A tel point que le chef de la fédération des gangs de Port-au-Prince, le G9, liée au pouvoir d’après Frédéric Thomas, est un ancien policier : Jimmy Chérizier, surnommé Barbecue. La violence a explosé depuis fin 2018 et notamment depuis un an : « Les massacres se sont multipliés, encore plus en juin avec plus de 150 morts dans des affrontements dans les quartiers populaires de Port-au-Prince. » Quinze personnes sont mortes rien que dans les affrontements dans la nuit du 30 juin au 1er juillet. Les enlèvements pour demande de rançon sont aussi légion.

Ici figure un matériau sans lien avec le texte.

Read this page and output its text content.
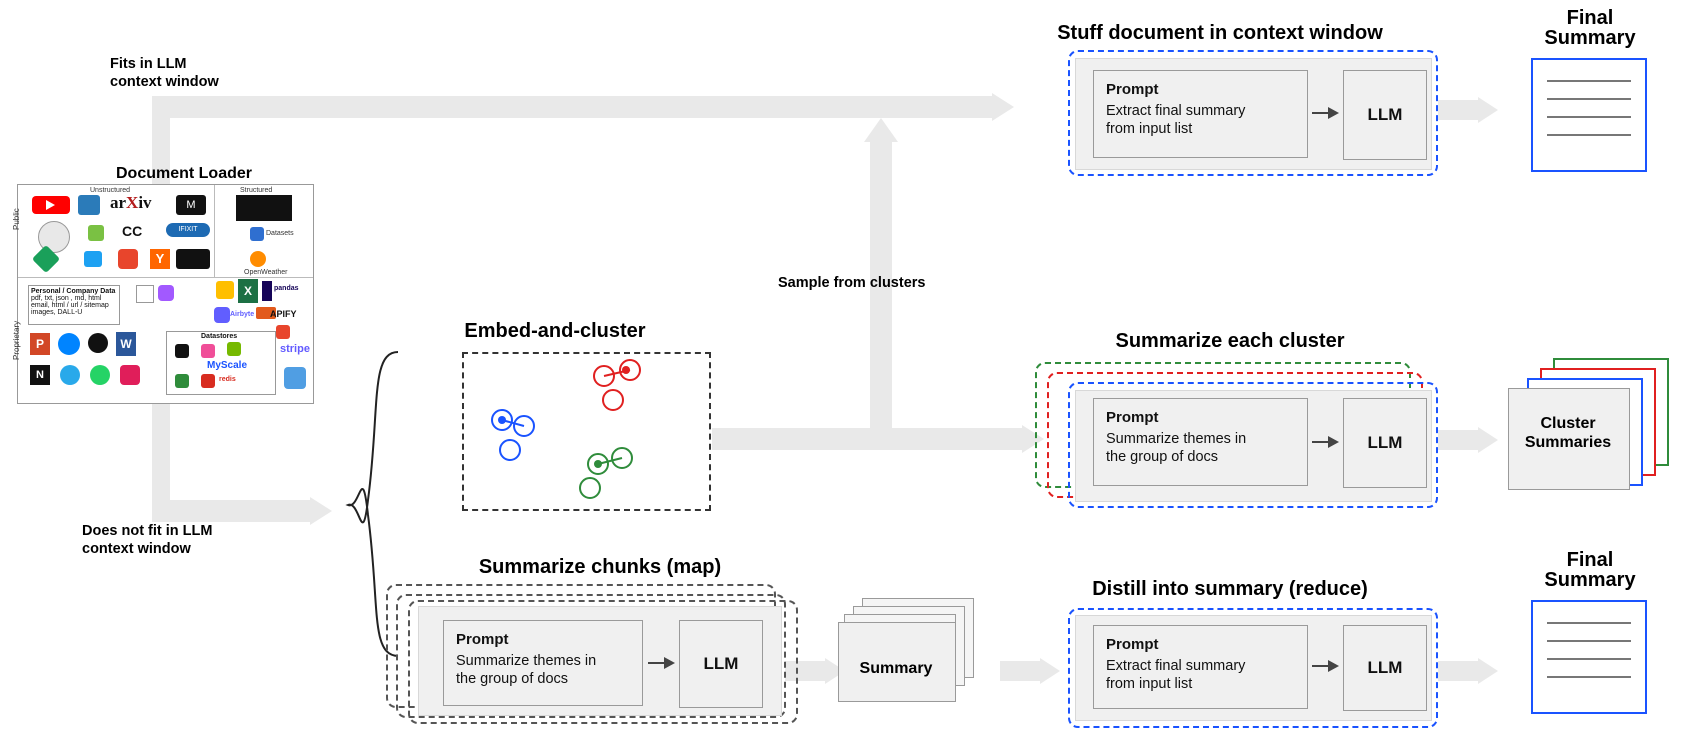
Fits in LLM
context window
Does not fit in LLM
context window
Sample from clusters
Document Loader
Unstructured	Structured
arXiv	M
CC	IFIXIT
Y
Datasets
OpenWeather
Personal / Company Data
pdf, txt, json , md, html
email, html / url / sitemap
images, DALL-U
X	pandas
P	W
Airbyte APIFY
N
Datastores
MyScale
redis
stripe
Public
Proprietary
Stuff document in context window
Prompt
Extract final summary
from input list
LLM
Final
Summary
Embed-and-cluster	Summarize each cluster
Prompt
Summarize themes in
the group of docs
LLM
Cluster
Summaries
Summarize chunks (map)
Prompt
Summarize themes in
the group of docs
LLM	Summary
Distill into summary (reduce)
Prompt
Extract final summary
from input list
LLM
Final
Summary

Que peut-il se passer maintenant ?
Théoriquement, des élections présidentielle et législatives ainsi qu’un référendum constitutionnel devaient avoir lieu en septembre. Avant même l’assassinat du président Jovenel Moïse, le calendrier n’était pas jugé crédible. « Aucune condition n’est réunie : le Conseil électoral provisoire, qui est l’organe chargé d’organiser le scrutin, est corrompu, il n’a pas la confiance de la population et les listes électorales ne sont pas claires », décrit Frédéric Thomas. Par ailleurs, dans le contexte sécuritaire décrit plus tôt, organiser des élections aujourd’hui c’est prendre le risque de voir de nombreux bureaux de votes être contrôlés par les gangs, qui influeraient donc aussi sur les votes.
L’élite au pouvoir pousse à ces élections, mais aussi la communauté internationale : encore mercredi les Etats-Unis, notamment, ont appelé au respect du calendrier électoral. « C’est une sorte de formalisme de la communauté internationale, qui préfère avoir un pouvoir, aussi corrompu soit-il. Mais ce ne sont pas les attentes de la population. »
D’autres solutions existent : depuis des mois des groupes de la société civile haïtienne, comme les syndicats, les églises, certains partis… tentent de jeter les bases d’une réelle transition politique. Avec, d’après Frédéric Thomas, trois conditions : des procès pour les responsables des massacres et atteintes aux droits humains des derniers mois ; la création d’un espace où la société civile pourrait se réunir, pourquoi pas une assemblée constituante… Et le départ du président Moïse. « Mais évidemment pas dans ces circonstances », tempère le chercheur.